Die Kläger begehrten, den Beklagten schuldig zu erkennen, im Zusammenhang mit den Mietverhältnissen mit den Klägern über die Wohnungen 5, 6, 9, 13, 14, 15, 16 und 17 im Haus L***** 19 in W*****.

gegenüber den Klägern schikanöse Rechtsausübung oder benachteiligendes Verhalten zu unterlassen, insbesondere durch

die unsachgemäße Durchführung von Erhaltungsarbeiten im Haus ***** W*****, L***** 19, wie beispielsweise die Reparatur der Fenster ohne gleichzeitige Reparatur der Fensterstöcke, Lackierarbeiten ohne Untergrundbehandlung und -reinigung etc.;

das Unbenützbarmachen allgemeiner Teile des Hauses, beispielsweise durch absichtliches Verschmutzen des Ganges, Aufgrabung des Hofes, Einschränkung der Begehbarkeit der Gänge zu den Postkästen;

die Durchführung von Erhaltungsarbeiten dergestalt, daß diese die Mieter besonders belasten, weil sie nämlich mit unangemessen hohem Schmutzanfall oder mit unangemessen häufigen Anwesenheitsverpflichtungen oder Betretbarmachungsverpflichtungen verbunden sind, wie beispielsweise die Durchführung der Fensterreparatur der Außenfenster an mehreren zeitlich auseinanderfallenden Terminen, nachdem das Gerüst bereits abgebaut war, oder das Schleifen des Fußbodens mit einer Schleifmaschine ohne Staubsack;

die einseitige Terminfestsetzung zur Durchführung von Erhaltungsarbeiten, wobei verlangt wird, daß zu diesen einseitig festgesetzten Terminen die Kläger ihre Wohnungen zugänglich zu machen haben;

die Einbringung schikanöser Klagen gegen die nunmehrigen Kläger auf Entfernung von Gegenständen aus den allgemein zugänglichen Teilen des Hauses, insbesondere wenn die Kläger diese Gegenstände dort gemäß jahrelanger Übung aufgestellt haben;

die Stellung schikanöser Ansprüche, die die Kläger bei der Benützung gemieteter Räume oder Flächen einschränken, wie beispielsweise das Verlangen der Entfernung eines Lattenrostes von der gemieteten Dachterrasse;

die Duldung der Beeinträchtigung - insbesondere durch Lärmerregung - der Kläger durch Mieter oder Benutzer des Kellerlokales (vormals "NDP-Lokal"), beispielsweise durch Duldung der Verwendung als Trommel-Proberaum, insbesondere durch Skinheads oder "NDP"-nahe Organisationen;

die Stellung ungerechtfertigter Zahlungsansprüche im Zusammenhang mit den Mietverhältnissen der Kläger, wie beispielsweise die Forderung nach einer 50 %igen Betriebskostenpauschalratenerhöhung ohne gleichzeitige Abrechnung der Betriebskosten des Vorjahres;

die Verhinderung einer Kontaktaufnahme durch die Kläger mit dem Beklagten oder den Angestellten der Hausverwaltung, beispielsweise durch Ablehnung persönlicher Kontaktaufnahme, Verhinderung von sachlichen Telefonaten, Einschränkung der Gesprächsmöglichkeiten auf wenige Kanzleistunden;

II. In Zukunft auch ähnliche wie die unter I. genannten Handlungen und Unterlassungen, die geeignet sind, die Kläger in der Ausübung ihrer Gebrauchsrechte an den gemieteten Wohnungen zu beeinträchtigen oder sie zum Auszug aus dem Mietgegenstand zwingen sollen, zu unterlassen.

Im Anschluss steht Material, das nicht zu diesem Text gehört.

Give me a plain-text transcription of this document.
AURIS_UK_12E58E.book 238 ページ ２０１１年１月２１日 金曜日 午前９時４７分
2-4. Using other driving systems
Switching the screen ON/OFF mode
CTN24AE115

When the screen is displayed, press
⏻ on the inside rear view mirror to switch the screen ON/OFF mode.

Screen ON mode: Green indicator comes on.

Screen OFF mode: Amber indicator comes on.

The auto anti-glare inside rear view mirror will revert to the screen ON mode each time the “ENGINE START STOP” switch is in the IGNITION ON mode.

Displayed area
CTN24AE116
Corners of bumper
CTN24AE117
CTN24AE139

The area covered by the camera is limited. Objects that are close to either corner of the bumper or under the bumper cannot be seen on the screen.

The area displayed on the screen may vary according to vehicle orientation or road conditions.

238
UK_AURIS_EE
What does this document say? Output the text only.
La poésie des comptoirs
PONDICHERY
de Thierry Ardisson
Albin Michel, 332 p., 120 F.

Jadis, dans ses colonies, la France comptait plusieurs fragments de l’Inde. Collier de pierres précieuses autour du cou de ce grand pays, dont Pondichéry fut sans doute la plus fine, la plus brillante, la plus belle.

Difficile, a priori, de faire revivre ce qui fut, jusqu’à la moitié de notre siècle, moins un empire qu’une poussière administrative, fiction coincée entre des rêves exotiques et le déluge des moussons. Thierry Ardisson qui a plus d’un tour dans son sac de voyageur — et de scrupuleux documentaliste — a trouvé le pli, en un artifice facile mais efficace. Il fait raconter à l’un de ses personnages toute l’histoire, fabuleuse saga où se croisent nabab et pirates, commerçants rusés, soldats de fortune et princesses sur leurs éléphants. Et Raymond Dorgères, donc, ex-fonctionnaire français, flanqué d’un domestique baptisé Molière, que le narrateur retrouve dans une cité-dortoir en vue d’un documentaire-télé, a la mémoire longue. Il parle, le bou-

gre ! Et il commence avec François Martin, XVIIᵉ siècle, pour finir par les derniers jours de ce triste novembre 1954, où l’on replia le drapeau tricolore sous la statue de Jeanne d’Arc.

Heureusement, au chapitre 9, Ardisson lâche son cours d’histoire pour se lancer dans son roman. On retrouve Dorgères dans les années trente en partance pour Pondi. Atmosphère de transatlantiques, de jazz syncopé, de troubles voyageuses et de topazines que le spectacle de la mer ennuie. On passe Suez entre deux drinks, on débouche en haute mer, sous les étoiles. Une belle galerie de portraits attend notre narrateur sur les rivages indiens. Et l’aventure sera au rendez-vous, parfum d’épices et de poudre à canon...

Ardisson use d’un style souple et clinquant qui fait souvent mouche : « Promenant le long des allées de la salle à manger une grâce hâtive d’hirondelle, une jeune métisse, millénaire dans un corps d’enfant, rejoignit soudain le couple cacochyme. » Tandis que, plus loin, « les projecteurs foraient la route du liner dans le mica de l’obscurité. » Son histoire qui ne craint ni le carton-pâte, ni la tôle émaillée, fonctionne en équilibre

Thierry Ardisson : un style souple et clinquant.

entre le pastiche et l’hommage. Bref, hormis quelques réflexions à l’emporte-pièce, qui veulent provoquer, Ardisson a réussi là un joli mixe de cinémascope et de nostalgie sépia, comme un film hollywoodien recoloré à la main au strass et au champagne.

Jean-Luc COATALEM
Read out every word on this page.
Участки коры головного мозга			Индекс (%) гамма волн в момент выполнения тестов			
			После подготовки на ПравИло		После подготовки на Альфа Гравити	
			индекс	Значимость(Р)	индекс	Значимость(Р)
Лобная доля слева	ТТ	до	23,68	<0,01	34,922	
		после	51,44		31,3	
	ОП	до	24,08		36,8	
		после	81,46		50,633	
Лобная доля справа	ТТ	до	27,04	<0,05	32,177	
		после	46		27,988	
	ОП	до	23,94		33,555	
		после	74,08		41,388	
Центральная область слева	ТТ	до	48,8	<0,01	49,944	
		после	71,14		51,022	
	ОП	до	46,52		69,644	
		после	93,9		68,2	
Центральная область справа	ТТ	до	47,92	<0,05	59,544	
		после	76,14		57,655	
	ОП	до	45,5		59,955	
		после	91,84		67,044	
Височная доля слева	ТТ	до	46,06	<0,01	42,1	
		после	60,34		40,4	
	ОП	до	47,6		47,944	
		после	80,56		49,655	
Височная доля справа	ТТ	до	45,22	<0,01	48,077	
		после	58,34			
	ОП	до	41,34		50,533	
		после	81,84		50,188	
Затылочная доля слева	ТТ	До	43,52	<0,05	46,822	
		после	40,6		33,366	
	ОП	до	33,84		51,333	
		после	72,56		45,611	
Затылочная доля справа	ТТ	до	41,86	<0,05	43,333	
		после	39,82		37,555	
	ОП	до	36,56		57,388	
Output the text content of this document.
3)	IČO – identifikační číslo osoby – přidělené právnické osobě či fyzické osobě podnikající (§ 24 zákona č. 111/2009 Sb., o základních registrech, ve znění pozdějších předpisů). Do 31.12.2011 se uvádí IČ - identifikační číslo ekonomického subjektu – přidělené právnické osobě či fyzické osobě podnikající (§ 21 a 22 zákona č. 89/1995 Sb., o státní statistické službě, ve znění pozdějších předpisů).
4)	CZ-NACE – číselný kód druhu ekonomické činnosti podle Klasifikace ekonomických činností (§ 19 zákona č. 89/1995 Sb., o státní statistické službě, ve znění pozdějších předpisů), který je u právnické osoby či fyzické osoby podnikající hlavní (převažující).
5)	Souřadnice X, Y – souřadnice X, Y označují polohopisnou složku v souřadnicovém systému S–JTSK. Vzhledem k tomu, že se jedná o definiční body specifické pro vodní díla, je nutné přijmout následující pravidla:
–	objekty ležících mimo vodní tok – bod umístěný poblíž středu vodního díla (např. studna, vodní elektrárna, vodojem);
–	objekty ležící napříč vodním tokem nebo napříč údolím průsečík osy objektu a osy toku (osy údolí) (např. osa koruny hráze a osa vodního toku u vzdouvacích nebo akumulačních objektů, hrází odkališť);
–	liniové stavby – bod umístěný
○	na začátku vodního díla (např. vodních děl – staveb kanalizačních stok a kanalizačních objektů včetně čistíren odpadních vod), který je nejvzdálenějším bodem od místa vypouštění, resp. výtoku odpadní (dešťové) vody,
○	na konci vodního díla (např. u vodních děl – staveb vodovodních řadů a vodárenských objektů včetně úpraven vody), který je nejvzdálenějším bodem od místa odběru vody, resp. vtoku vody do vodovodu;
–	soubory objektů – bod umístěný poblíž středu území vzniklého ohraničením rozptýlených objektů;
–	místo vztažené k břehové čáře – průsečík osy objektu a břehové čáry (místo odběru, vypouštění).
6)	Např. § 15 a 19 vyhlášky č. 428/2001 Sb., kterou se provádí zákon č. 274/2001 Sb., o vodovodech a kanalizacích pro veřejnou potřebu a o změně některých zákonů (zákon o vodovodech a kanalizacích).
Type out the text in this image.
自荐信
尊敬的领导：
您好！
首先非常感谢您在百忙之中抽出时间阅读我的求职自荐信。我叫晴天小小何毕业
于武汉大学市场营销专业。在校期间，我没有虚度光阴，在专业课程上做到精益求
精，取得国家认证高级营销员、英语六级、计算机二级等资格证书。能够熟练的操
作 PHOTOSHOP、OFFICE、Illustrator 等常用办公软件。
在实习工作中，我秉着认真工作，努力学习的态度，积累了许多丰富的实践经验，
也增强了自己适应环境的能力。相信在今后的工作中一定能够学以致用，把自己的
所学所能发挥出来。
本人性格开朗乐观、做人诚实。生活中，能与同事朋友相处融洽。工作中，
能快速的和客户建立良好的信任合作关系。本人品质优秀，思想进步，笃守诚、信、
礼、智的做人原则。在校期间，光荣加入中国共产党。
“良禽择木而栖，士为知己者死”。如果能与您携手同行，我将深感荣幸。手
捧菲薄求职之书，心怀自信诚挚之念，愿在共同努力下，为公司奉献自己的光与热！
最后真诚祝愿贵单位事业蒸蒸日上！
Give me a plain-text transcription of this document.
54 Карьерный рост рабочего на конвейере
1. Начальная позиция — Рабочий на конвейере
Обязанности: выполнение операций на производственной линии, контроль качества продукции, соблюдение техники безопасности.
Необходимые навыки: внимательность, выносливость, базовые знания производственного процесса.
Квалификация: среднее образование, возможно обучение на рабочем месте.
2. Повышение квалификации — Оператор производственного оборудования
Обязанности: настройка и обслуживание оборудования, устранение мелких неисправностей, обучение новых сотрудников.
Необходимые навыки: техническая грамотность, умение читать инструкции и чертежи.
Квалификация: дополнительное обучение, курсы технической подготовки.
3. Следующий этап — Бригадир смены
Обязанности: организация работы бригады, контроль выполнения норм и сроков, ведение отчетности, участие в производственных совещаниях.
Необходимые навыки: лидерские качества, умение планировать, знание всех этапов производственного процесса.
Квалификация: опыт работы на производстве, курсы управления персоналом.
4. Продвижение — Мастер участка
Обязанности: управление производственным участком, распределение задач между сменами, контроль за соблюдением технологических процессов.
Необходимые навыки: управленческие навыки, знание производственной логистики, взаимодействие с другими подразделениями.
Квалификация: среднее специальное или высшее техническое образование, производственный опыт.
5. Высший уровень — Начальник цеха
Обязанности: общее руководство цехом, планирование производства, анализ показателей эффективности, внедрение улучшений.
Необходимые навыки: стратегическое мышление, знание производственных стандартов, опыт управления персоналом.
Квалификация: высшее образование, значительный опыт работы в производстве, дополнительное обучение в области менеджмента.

Der Beklagte wendete die Unzulässigkeit des streitigen Verfahrens ein, beantragte die Unterbrechung des Rechtsstreits bis zur Beendigung der anhängigen Außerstreitverfahren, und trat dem Unterlassungsbegehren unter Bestreitung der klägerischen Tatsachenbehauptungen entgegen.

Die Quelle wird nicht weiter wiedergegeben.